С возникновением войны я очутился между боями, в полном смысле этого слова: в прямом смысле потому, что мировая война была все время в полном разгаре, и в переносном – ввиду личной борьбы и того крушения, которое меня ожидало. В первые дни мобилизации лично от самого военного министра не требовалось особой интенсивности работы, это было затишье перед бурей. Если кнопка нажата, то на довольно продолжительное время напряженная деятельность переходила в руки подведомственных штабов и подчиненных им лиц. Редкие запросы поступали непосредственно в мобилизационные отделения и там же разрешались; происходившие трения подлежали устранению местными инстанциями, за исключением, конечно, тех случаев, когда округа целиком проявляли свою несостоятельность. Наша мобилизация прошла как по маслу!
Это навсегда останется блестящей страницей в истории нашего Генерального штаба, как бы отрицательно об этом теперь ни отзывались.
С выступлением армии в поход все бросилось с нею и за нею. Штаб Верховного главнокомандующего забирал всех, не считаясь с тем, что некому будет работать на той базе в центре государства, где именно в наших условиях нужны были люди, а не людишки. Двух моих прекрасных сотрудников, особенно по мобилизации, бывших киевлян, я и не отпустил. Генералы Лукомский и Добророльский вместо передовых позиций остались у того невидимого механизма, без которого, однако, машина не действует. Работали они не за страх, а за совесть, поэтому не могу не помянуть их за это добром, так как это тоже ведь был подвиг с их стороны.
На громадном пространстве русского государства, только в двух местах – в Сибири и еще где-то – произошли такие недоразумения, что пришлось доносить об этом мне; но и с этим удалось справиться на местах, причем на ходе мобилизации это нисколько не отразилось. Со всех сторон меня поздравляли. В Петербурге, в широких кругах никак не ожидали такой блестящей подготовки, и вследствие этого настроение постепенно переходило в энтузиазм. Мне же, несмотря на приподнятое настроение, которое временами и мной овладевало, не было легко на душе: сквозь этот видимый порядок я видел безответственность великого князя и слабость нашей промышленности, не приспособленной для нужд военного времени. Учитывая это, я воспользовался первыми сравнительно спокойными днями, чтобы обеспечить пополнение запасами, как у нас в собственной стране, так и от союзников. Переговоры с представителями финансового ведомства, промышленниками, а также дипломатами привели к заказам, которые начали поступать с сентября 1914 года.

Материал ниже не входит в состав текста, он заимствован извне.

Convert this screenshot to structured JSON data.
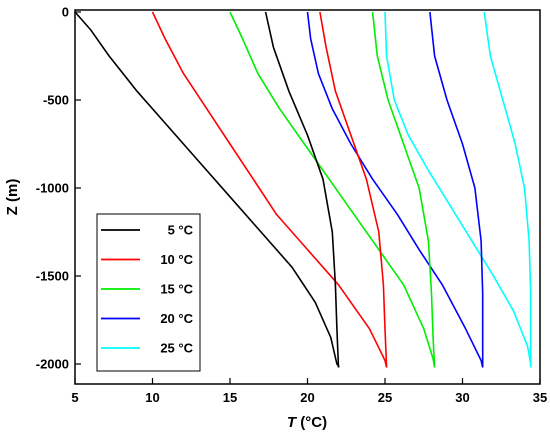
{
  "chart_data": {
    "type": "line",
    "xlabel_italic": "T",
    "xlabel_unit": " (°C)",
    "ylabel": "Z (m)",
    "xlim": [
      5,
      35
    ],
    "ylim": [
      -2100,
      0
    ],
    "x_ticks": [
      5,
      10,
      15,
      20,
      25,
      30,
      35
    ],
    "y_ticks": [
      0,
      -500,
      -1000,
      -1500,
      -2000
    ],
    "legend_placement": "lower-left",
    "grid": false,
    "series": [
      {
        "name": "5 °C",
        "color": "#000000",
        "points": [
          [
            5,
            0
          ],
          [
            6,
            -100
          ],
          [
            7.2,
            -250
          ],
          [
            9,
            -450
          ],
          [
            11,
            -650
          ],
          [
            13,
            -850
          ],
          [
            15,
            -1050
          ],
          [
            17,
            -1250
          ],
          [
            19,
            -1450
          ],
          [
            20.5,
            -1650
          ],
          [
            21.5,
            -1850
          ],
          [
            21.9,
            -2000
          ],
          [
            22,
            -2010
          ],
          [
            22,
            -2020
          ]
        ]
      },
      {
        "name": "10 °C",
        "color": "#ff0000",
        "points": [
          [
            10,
            0
          ],
          [
            10.8,
            -150
          ],
          [
            12,
            -350
          ],
          [
            13.5,
            -550
          ],
          [
            15,
            -750
          ],
          [
            16.5,
            -950
          ],
          [
            18,
            -1150
          ],
          [
            20,
            -1350
          ],
          [
            22,
            -1550
          ],
          [
            24,
            -1800
          ],
          [
            25,
            -1980
          ],
          [
            25.1,
            -2020
          ]
        ]
      },
      {
        "name": "15 °C",
        "color": "#00ee00",
        "points": [
          [
            15,
            0
          ],
          [
            15.8,
            -150
          ],
          [
            16.8,
            -350
          ],
          [
            18.2,
            -550
          ],
          [
            19.8,
            -750
          ],
          [
            21.4,
            -950
          ],
          [
            23,
            -1150
          ],
          [
            24.6,
            -1350
          ],
          [
            26.2,
            -1550
          ],
          [
            27.5,
            -1800
          ],
          [
            28.1,
            -1970
          ],
          [
            28.2,
            -2020
          ]
        ]
      },
      {
        "name": "20 °C",
        "color": "#0000ff",
        "points": [
          [
            20,
            0
          ],
          [
            20.2,
            -150
          ],
          [
            20.7,
            -350
          ],
          [
            21.6,
            -550
          ],
          [
            22.8,
            -750
          ],
          [
            24.2,
            -950
          ],
          [
            25.8,
            -1150
          ],
          [
            27.2,
            -1350
          ],
          [
            28.7,
            -1550
          ],
          [
            30.2,
            -1800
          ],
          [
            31.2,
            -1980
          ],
          [
            31.3,
            -2020
          ]
        ]
      },
      {
        "name": "25 °C",
        "color": "#00ffff",
        "points": [
          [
            25,
            0
          ],
          [
            25.1,
            -250
          ],
          [
            25.6,
            -500
          ],
          [
            26.5,
            -700
          ],
          [
            27.8,
            -900
          ],
          [
            29.2,
            -1100
          ],
          [
            30.6,
            -1300
          ],
          [
            32,
            -1500
          ],
          [
            33.3,
            -1700
          ],
          [
            34.2,
            -1900
          ],
          [
            34.4,
            -2000
          ],
          [
            34.4,
            -2020
          ]
        ]
      }
    ],
    "overlay_series": [
      {
        "color": "#000000",
        "points": [
          [
            17.3,
            0
          ],
          [
            17.8,
            -200
          ],
          [
            18.8,
            -450
          ],
          [
            20,
            -700
          ],
          [
            21,
            -950
          ],
          [
            21.6,
            -1250
          ],
          [
            21.8,
            -1550
          ],
          [
            21.9,
            -1800
          ],
          [
            22,
            -2020
          ]
        ]
      },
      {
        "color": "#ff0000",
        "points": [
          [
            20.8,
            0
          ],
          [
            21.2,
            -200
          ],
          [
            21.8,
            -450
          ],
          [
            22.8,
            -700
          ],
          [
            23.8,
            -950
          ],
          [
            24.6,
            -1250
          ],
          [
            24.9,
            -1550
          ],
          [
            25,
            -1800
          ],
          [
            25.1,
            -2020
          ]
        ]
      },
      {
        "color": "#00ee00",
        "points": [
          [
            24.2,
            0
          ],
          [
            24.5,
            -250
          ],
          [
            25.2,
            -500
          ],
          [
            26.2,
            -750
          ],
          [
            27.2,
            -1000
          ],
          [
            27.8,
            -1300
          ],
          [
            28,
            -1600
          ],
          [
            28.1,
            -1850
          ],
          [
            28.2,
            -2020
          ]
        ]
      },
      {
        "color": "#0000ff",
        "points": [
          [
            27.9,
            0
          ],
          [
            28.2,
            -250
          ],
          [
            29,
            -500
          ],
          [
            30,
            -750
          ],
          [
            30.8,
            -1000
          ],
          [
            31.2,
            -1300
          ],
          [
            31.3,
            -1600
          ],
          [
            31.3,
            -1850
          ],
          [
            31.3,
            -2020
          ]
        ]
      },
      {
        "color": "#00ffff",
        "points": [
          [
            31.4,
            0
          ],
          [
            31.8,
            -250
          ],
          [
            32.6,
            -500
          ],
          [
            33.4,
            -750
          ],
          [
            34,
            -1000
          ],
          [
            34.3,
            -1300
          ],
          [
            34.4,
            -1600
          ],
          [
            34.4,
            -2020
          ]
        ]
      }
    ]
  }
}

Рядом с моими собственными тяжкими заботами проявлялись заботы и других: многие из тех старших офицеров, которые вследствие японской войны и по другим причинам покинули ряды армии, одолевали меня письмами и лично просьбами о поступлении обратно на службу. Некоторые из этих ходатайств были трогательным выражением сердечной боли просителя. Временное занятие Каменец-Подольска вызвало первую, правда незначительную, местную панику, и многие из не особенно храбрых бежали из Киева в Москву и Петербург. Настроение народонаселения показало нам, какая паника ожидала нас, если бы нашему противнику удалось более широким фронтом где-нибудь проникнуть на русскую территорию. Надо было иметь в виду вопрос о возможной эвакуации многочисленного населения. Появление германского флота в водах Финского залива вызвало беспокойство и зарождало толки и сплетни. Когда наконец пришло известие о первой значительной удаче в Восточной Пруссии, то оно обратило все внимание в стране на Северо-Западный фронт, положило конец всем ложным слухам и отвлекало внимание общественности от всех остальных фронтов, превратившихся временно во второстепенные театры военных действий.
Уже 11 (24) августа были получены серьезные известия с Юго-Западного фронта: генералы Жилинский и Зальца были уволены. Янушкевич писал мне, что мы обязательно должны победить австрийцев. Их ведь побили сербы, а вдруг теперь мы будем разбиты первыми…
Во многих случаях стали проявляться свойства русского воина, в особенности среди старших офицеров, пассивных и склонных более к обороне, нежели наступлению. Мы с Янушкевичем должны были прибегать к допингу, чтобы поднять в них энергию и наступательный порыв. Беспокоил меня также инженерный генерал Величко, который после занятия противником Каменец-Подольска собирался защитить Киев укреплениями. Его оборонительные планы могли нарушить все расчеты наступления. Как саперу ему было все безразлично, пока он не накопается вдоволь в грунте. При всей храбрости офицеров и нижних чинов все же обратило на себя внимание донесение Брусилова, что, не имея возможности держаться против яростных атак немцев, он отдал приказ о переходе в наступление.